1990 (années) : De la chasse aux "pigeons" à la résistance active
Muni d’une loi taillée sur mesure, le député Bataille fut missionné en 1993 par le gouvernement pour susciter des sites volontaires. Car, différence notable avec la malheureuse expérience précédente, le député allait pouvoir agiter divers miroirs aux alouettes : un laboratoire scientifique souterrain (on ne parlait plus d’enfouissement), des dizaines d’emplois (argument électoraliste) et des retombées financières à la pelle (taxe professionnelle, "prime" de 60 millions F/an jusqu’en 2006…)

4 départements, pris au piège
Quelques lignes dans la presse spécialisée auprès des collectivités territoriales et le piège fonctionnait : les candidatures affluaient, 30 en peu de mois.
"Le laboratoire souterrain, une chance à saisir pour la Haute-Marne" titrait par exemple l’Est Républicain (devenu depuis "JHM") dans son édition du 20 octobre 1993.
Ne restait plus au député qu’à se rendre sur place pour présenter le projet en quelques heures ; d’une part auprès de "représentants" triés sur le volet (élus, consulaires, associatifs) et, d’autre part, auprès des Conseils Généraux… qui votaient leur candidature dans la foulée. Obnubilées par leur mise en concurrence, les différentes assemblées départementales ne voulurent pas voir que les quatre départements précédents (Ain/Aisne/Maine-et-Loire/Deux-Sèvres) venaient d’éconduire le missionnaire Bataille…
Fort d’avoir réussi à trouver des élus consentants, Bataille adressait le 20 décembre 1993 un rapport au gouvernement à qui il proposait de retenir les départements suivants : Gard/Haute-Marne/Meuse/Vienne. Dès le 5 janvier, ce choix était entériné et ouvre la voie à : distribution de 5 millions F par an sur chacun des quatre sites, préliminaires à l’ouverture des chantiers de forages dans les cantons concernés (sous couvert de pseudo-associations), mais également distribution de chèques à tout va aux associations locales (liées au sport, aux écoles, voire aux pompiers, aux gendarmes…). De même lancement de campagnes de communication luxueuses, implantation locale avec création de " maisons de l’Andra ", propagande dans les écoles. Parallèlement, les forages d’étude se multiplient sur les quatre sites ainsi que les achats de terrain avec force tractations secrètes. (À noter que l’Andra acquiert 90 hectares autour de Bure.)
Le refus
Or, malgré la présentation fallacieuse du projet et le rouleau compresseur mis en place, un phénomène inattendu -mais encourageant- se produisit. Des réunions d’information, très souvent à l’initiative d’écologistes (et avec le témoignage des sites antérieurs), ont vu nombre d’habitants se déplacer puis réagir en créant des associations d’opposition au pseudo-labo. Les collectifs citoyens départementaux étaient nés.
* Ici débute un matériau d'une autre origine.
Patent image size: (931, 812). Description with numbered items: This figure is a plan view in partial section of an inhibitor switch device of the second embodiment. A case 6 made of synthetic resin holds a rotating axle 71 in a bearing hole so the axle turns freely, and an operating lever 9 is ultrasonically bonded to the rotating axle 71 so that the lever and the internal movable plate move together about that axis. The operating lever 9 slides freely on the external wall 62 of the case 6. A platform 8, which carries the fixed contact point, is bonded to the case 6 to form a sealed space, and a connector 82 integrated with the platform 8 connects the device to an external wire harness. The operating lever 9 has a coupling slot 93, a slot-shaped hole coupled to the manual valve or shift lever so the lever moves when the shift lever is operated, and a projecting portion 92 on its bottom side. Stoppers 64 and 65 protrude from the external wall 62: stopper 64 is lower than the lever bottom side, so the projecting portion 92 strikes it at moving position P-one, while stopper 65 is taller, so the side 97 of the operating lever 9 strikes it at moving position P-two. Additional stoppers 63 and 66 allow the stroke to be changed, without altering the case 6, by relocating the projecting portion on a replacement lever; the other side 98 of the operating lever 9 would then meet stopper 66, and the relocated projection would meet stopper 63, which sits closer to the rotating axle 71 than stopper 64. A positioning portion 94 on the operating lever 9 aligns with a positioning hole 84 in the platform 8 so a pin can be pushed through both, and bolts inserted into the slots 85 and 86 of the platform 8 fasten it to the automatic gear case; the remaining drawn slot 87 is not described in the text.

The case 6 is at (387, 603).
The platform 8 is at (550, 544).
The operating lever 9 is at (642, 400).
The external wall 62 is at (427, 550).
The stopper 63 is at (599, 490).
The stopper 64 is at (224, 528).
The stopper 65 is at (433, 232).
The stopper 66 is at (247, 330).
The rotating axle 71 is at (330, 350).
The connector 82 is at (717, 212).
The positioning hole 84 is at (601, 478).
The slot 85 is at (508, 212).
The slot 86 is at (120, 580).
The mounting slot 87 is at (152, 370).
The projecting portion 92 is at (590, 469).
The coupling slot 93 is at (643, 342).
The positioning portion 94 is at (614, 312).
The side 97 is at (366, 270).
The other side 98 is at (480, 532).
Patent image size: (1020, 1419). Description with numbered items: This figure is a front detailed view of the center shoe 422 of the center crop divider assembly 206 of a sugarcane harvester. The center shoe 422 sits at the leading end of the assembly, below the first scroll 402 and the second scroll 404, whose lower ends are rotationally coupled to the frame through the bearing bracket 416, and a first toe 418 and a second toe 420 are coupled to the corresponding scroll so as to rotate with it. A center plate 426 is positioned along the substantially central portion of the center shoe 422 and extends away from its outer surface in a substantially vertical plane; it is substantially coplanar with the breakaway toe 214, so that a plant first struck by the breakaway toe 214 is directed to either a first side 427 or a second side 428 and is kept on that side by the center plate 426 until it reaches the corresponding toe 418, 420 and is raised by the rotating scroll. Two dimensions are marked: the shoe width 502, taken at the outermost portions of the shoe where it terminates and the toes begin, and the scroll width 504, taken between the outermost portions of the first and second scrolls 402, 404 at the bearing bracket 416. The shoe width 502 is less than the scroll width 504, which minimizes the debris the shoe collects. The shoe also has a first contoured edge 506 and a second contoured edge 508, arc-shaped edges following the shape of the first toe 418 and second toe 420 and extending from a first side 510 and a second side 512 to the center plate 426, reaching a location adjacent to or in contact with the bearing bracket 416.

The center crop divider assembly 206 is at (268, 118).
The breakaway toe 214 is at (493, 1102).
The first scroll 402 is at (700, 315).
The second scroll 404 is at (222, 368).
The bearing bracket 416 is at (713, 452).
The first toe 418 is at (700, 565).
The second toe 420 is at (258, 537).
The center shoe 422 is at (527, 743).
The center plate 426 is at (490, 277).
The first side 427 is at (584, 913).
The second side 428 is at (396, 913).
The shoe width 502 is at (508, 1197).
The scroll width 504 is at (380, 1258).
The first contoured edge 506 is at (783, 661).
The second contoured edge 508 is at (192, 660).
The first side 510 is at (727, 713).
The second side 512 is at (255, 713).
Très vite sont posées des questions fondamentales, tandis que sont mis en lumière au fil des mois : un refus de débat du promoteur Andra, manque flagrant de transparence, achat des consciences, etc. En un mot, l’entourloupe... Et les collectifs montent au créneau afin de tirer la sonnette d’alarme et de sensibiliser leurs concitoyen(nes). Se succèdent alors pétitions (60 000 signatures), conférences (avec invitation d’experts indépendants), opérations coup de poing, barrages filtrants, nombreuses manifestations de masse, recours juridiques multiples, démarches nationales… Dans le Gard, les viticulteurs réalisent une étude d’impact professionnel qui révèle les aspects négatifs d’une implantation de déchets nucléaires aux côtés de leurs vignes.
Par dizaines, par centaines, les professionnels de santé signent un appel de mise en garde contre l’enfouissement.
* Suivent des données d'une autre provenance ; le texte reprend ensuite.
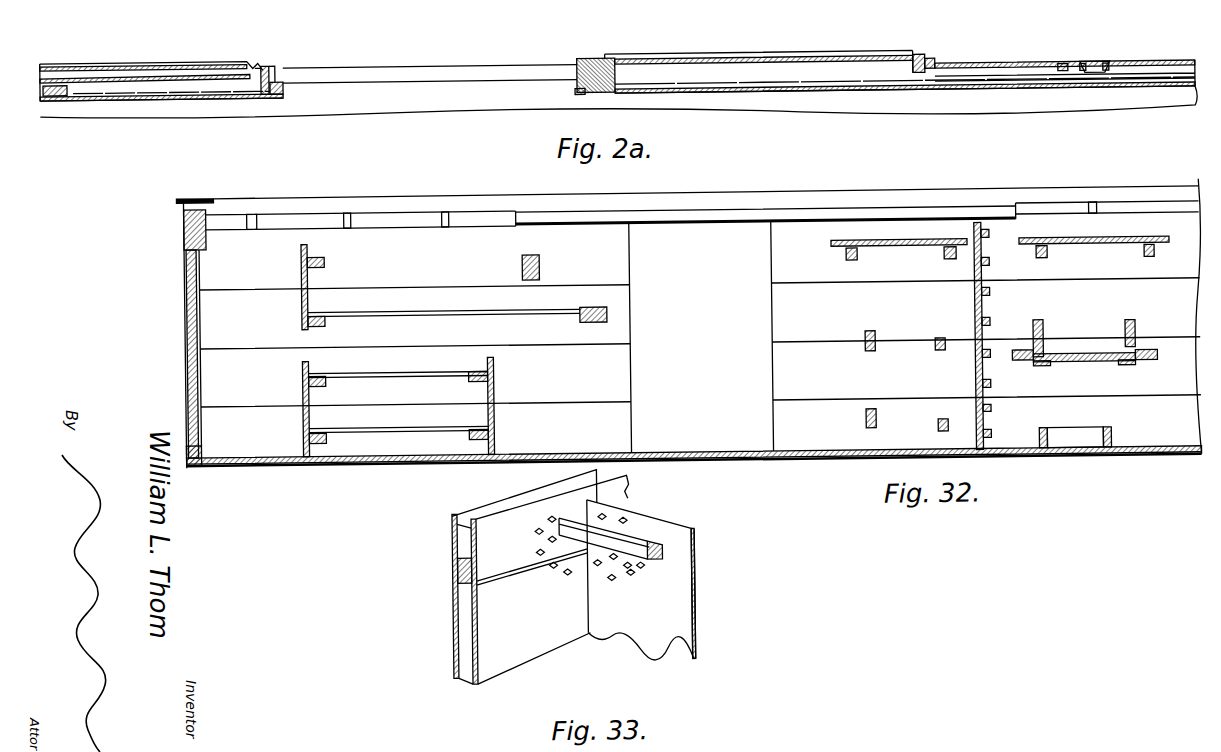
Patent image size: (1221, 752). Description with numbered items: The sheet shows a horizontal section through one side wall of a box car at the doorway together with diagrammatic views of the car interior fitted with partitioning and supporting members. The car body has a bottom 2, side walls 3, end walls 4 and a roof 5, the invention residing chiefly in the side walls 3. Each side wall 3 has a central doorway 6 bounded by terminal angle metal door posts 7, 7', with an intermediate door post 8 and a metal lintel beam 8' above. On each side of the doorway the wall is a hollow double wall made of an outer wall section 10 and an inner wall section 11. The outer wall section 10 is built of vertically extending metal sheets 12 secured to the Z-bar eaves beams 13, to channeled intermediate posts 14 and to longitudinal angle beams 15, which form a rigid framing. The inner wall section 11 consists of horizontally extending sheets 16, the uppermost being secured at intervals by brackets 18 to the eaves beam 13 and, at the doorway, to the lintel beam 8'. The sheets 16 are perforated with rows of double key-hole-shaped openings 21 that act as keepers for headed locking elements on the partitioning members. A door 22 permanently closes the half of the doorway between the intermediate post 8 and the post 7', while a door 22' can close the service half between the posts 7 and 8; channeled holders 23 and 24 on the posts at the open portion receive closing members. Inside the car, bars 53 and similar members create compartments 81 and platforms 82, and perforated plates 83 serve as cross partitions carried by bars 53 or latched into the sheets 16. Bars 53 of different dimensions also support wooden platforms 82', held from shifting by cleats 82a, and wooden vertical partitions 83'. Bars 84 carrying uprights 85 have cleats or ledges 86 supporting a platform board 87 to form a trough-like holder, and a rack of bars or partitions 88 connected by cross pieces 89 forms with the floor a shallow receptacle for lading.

In FIG. 2A, the bottom 2 is at (798, 100).
In FIG. 2A, the side walls 3 is at (963, 65).
In FIG. 32, the end walls 4 is at (185, 276).
In FIG. 32, the roof 5 is at (712, 193).
In FIG. 2A, the central doorway 6 is at (452, 77).
In FIG. 32, the central doorway 6 is at (701, 337).
In FIG. 2A, the terminal angle metal door post 7 is at (278, 68).
In FIG. 2A, the terminal angle metal door post 7' is at (931, 49).
In FIG. 2A, the intermediate door post 8 is at (586, 65).
In FIG. 32, the metal lintel beam 8' is at (765, 193).
In FIG. 2A, the outer wall section 10 is at (115, 72).
In FIG. 33, the outer wall section 10 is at (452, 601).
In FIG. 2A, the inner wall section 11 is at (216, 97).
In FIG. 33, the inner wall section 11 is at (498, 647).
In FIG. 2A, the vertically extending metal sheets 12 is at (83, 72).
In FIG. 33, the vertically extending metal sheets 12 is at (456, 666).
In FIG. 32, the Z-bar eaves beams 13 is at (314, 208).
In FIG. 2A, the channeled intermediate posts 14 is at (48, 79).
In FIG. 2A, the longitudinal angle beams 15 is at (153, 84).
In FIG. 33, the longitudinal angle beams 15 is at (456, 566).
In FIG. 2A, the longitudinally extending sheets 16 is at (176, 95).
In FIG. 32, the longitudinally extending sheets 16 is at (625, 271).
In FIG. 33, the longitudinally extending sheets 16 is at (487, 617).
In FIG. 32, the brackets 18 is at (250, 207).
In FIG. 33, the slots or openings 21 is at (548, 519).
In FIG. 2A, the door 22 is at (758, 50).
In FIG. 2A, the door 22' is at (150, 51).
In FIG. 2A, the channeled holder 23 is at (575, 92).
In FIG. 2A, the channeled holder 24 is at (284, 93).
In FIG. 32, the bars 53 is at (475, 382).
In FIG. 33, the bars 53 is at (645, 538).
In FIG. 32, the compartments 81 is at (447, 257).
In FIG. 32, the platforms 82 is at (458, 370).
In FIG. 32, the cleats 82a is at (838, 251).
In FIG. 32, the wooden platforms 82' is at (1024, 255).
In FIG. 32, the perforated plates 83 is at (399, 349).
In FIG. 33, the perforated plates 83 is at (662, 579).
In FIG. 32, the wooden vertical partitions 83' is at (967, 336).
In FIG. 32, the bars 84 is at (1020, 366).
In FIG. 32, the uprights or partitions 85 is at (1038, 330).
In FIG. 32, the cleats or ledges 86 is at (1040, 372).
In FIG. 32, the platform board or plate 87 is at (1085, 368).
In FIG. 32, the bars or partitions 88 is at (1038, 444).
In FIG. 32, the cross pieces 89 is at (1080, 451).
Est également réactivée la Coordination Nationale des collectifs précédente permettant de mettre en commun les forces, les expériences… Des week-ends de travail fréquents réunissent les collectifs opposants en Gard, Haute-Marne, Meuse, Vienne, Vosges ou Deux-Sèvres qui permettent de mettre en commun des informations, de lancer campagnes ou manifestations nationales. Ainsi l’édition du journal Droit de Regards distribué à 250 000 foyers, la manifestation à Paris-Tour Eiffel, l’opération " 100 000 grains de blé " à Bure etc. Des contacts sont pris avec d’autres groupes antinucléaires et la Coordination s’implique dans la création du Réseau sortir du Nucléaire.
Puis, c’est au tour d’élus locaux de s’opposer et de fonder des associations, et de créer une Coordination Nationale des Élus.
Pendant ce temps, les mois avaient défilé et se profilait une nouvelle étape au printemps 1997 : les enquêtes publiques.